Paris n’est pas le territoire le plus offrant

La répartition géographique des rémunérations contredit l’intuition. Sur les offres d’emploi actives en avril 2026, 721 postes référencés sur la seule plateforme HelloWork, les salaires médians bruts mensuels les plus élevés apparaissent en Corse (9 375 euros), en Bourgogne-Franche-Comté (8 791 euros) et en Auvergne-Rhône-Alpes (8 541 euros). L’Île-de-France affiche 7 583 euros, l’un des niveaux les plus bas.

L’écart tient à la densité. Paris et sa région concentrent une offre importante de spécialistes, ce qui réduit les primes de rareté sur les postes hospitaliers. La logique libérale joue en sens inverse : un gynécologue-obstétricien en secteur 2 installé dans un cabinet parisien peut pratiquer des honoraires nettement supérieurs aux moyennes nationales, sans que cela n’apparaisse dans les statistiques des offres d’emploi salariées. Dans les zones désertées, les établissements publics disposent d’un autre levier : le recrutement en motif 2, qui permet de porter la rémunération d’un praticien contractuel jusqu’à 9 927 euros brut mensuel, un plafond prévu pour les zones ou spécialités en sous-dotation avérée.

2026 : des revalorisations partielles, un chantier inachevé

La convention médicale signée en juin 2024 par cinq syndicats, dont le Syngof au sein de l’union Le Bloc, prévoit des revalorisations progressives jusqu’en 2029. Au 1er janvier 2026, les modificateurs K et T, qui s’appliquent notamment aux actes de chirurgie et d’accouchement, ont été rehaussés de cinq points, le modificateur K passant de 25% à 30%. Le facteur de conversion monétaire des actes CCAM a également été revalorisé.

Ces ajustements ne comblent pas tous les écarts. Lors de son assemblée générale du 6 juin 2025, le Syngof a indiqué que plusieurs propositions de négociation n’avaient pas été retenues, notamment l’association d’une échographie à des consultations spécifiques et la création d’une consultation d’expertise spécialisée lorsqu’une patiente est adressée par une sage-femme. La hausse du tarif de l’acte de référence médical G, passé de 25 à 26,50 euros fin 2023, a principalement bénéficié aux généralistes, dont le RNAI a progressé de 8,70% en 2024, contre 3,08% seulement pour les spécialistes.

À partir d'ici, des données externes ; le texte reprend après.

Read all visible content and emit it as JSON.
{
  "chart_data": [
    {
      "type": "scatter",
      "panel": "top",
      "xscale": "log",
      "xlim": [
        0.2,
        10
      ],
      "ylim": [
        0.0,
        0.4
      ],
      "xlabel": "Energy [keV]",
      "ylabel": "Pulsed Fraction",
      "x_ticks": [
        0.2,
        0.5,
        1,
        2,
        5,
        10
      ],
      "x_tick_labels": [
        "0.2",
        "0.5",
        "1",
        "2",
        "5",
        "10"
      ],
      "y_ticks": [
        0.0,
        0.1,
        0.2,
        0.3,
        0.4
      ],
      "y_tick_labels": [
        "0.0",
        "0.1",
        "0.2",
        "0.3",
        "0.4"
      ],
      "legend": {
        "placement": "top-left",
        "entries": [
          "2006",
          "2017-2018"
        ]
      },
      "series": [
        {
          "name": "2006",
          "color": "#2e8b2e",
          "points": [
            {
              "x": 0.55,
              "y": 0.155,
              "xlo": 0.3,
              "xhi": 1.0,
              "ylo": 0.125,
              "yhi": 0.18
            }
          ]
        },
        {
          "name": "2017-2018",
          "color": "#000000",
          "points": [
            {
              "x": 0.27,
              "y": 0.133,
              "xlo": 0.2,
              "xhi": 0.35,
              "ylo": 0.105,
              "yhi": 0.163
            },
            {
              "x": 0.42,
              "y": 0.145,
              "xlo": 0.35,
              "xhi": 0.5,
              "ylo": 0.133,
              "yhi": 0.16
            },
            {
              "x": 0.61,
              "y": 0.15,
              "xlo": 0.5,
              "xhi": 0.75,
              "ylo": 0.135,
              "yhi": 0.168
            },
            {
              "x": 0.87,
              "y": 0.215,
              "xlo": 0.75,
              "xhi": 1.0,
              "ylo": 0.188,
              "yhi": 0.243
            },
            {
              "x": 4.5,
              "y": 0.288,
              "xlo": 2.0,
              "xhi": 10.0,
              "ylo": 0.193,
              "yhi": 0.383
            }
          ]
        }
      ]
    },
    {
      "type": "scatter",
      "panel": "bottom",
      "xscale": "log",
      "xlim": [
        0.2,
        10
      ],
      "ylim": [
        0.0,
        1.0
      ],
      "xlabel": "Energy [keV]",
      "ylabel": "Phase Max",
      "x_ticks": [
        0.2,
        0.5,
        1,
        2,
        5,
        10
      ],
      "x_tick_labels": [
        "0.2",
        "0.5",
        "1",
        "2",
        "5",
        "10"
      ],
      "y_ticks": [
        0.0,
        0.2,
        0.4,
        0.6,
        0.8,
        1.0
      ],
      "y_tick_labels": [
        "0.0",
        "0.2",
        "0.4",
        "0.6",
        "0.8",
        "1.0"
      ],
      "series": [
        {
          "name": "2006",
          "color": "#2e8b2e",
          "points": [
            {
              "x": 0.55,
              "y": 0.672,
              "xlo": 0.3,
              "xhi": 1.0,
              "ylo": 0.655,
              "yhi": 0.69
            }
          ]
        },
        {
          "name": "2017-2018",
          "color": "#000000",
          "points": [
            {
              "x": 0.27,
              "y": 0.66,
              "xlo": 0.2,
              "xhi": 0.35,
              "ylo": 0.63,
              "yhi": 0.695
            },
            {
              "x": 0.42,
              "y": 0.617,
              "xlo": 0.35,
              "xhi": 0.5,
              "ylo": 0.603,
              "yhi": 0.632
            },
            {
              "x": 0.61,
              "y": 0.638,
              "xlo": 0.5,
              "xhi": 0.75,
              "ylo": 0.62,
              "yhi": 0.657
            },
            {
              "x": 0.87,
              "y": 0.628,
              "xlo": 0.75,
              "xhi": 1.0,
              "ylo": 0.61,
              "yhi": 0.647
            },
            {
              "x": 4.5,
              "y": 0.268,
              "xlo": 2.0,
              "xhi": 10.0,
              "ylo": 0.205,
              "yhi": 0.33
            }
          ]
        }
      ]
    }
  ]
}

L’inégalité qui n’apparaît dans aucune grille

La féminisation rapide de la gynécologie-obstétrique crée une tension supplémentaire. La CARMF a indiqué en 2022 que les femmes médecins libéraux percevaient des revenus inférieurs de 36% à ceux de leurs confrères masculins, un écart qui s’accentue avec l’âge, atteignant 37% autour de la quarantaine. Parmi les facteurs documentés : le travail à temps partiel plus fréquent, l’impact des maternités sur l’activité et une moindre présence dans les secteurs à honoraires libres.

Une étude publiée fin 2025 dans EM Consulte, conduite sur des praticiens formés à Tours entre 2000 et 2021, documente un autre glissement. La proportion de gynécologues-obstétriciens pratiquant encore les accouchements passe de 87,7% en début de carrière à 65,1% après plusieurs années. La raison principale, citée par 53,6% des praticiens interrogés : « la recherche d’un meilleur équilibre entre vie professionnelle et vie personnelle ». Ce basculement progressif vers la gynécologie médicale pure se traduit par une baisse de revenus sensible, les actes techniques obstétricaux représentant une part significative des honoraires d’un GO actif, sans que les moyennes publiées par la CARMF ni la grille indiciaire ne le captent.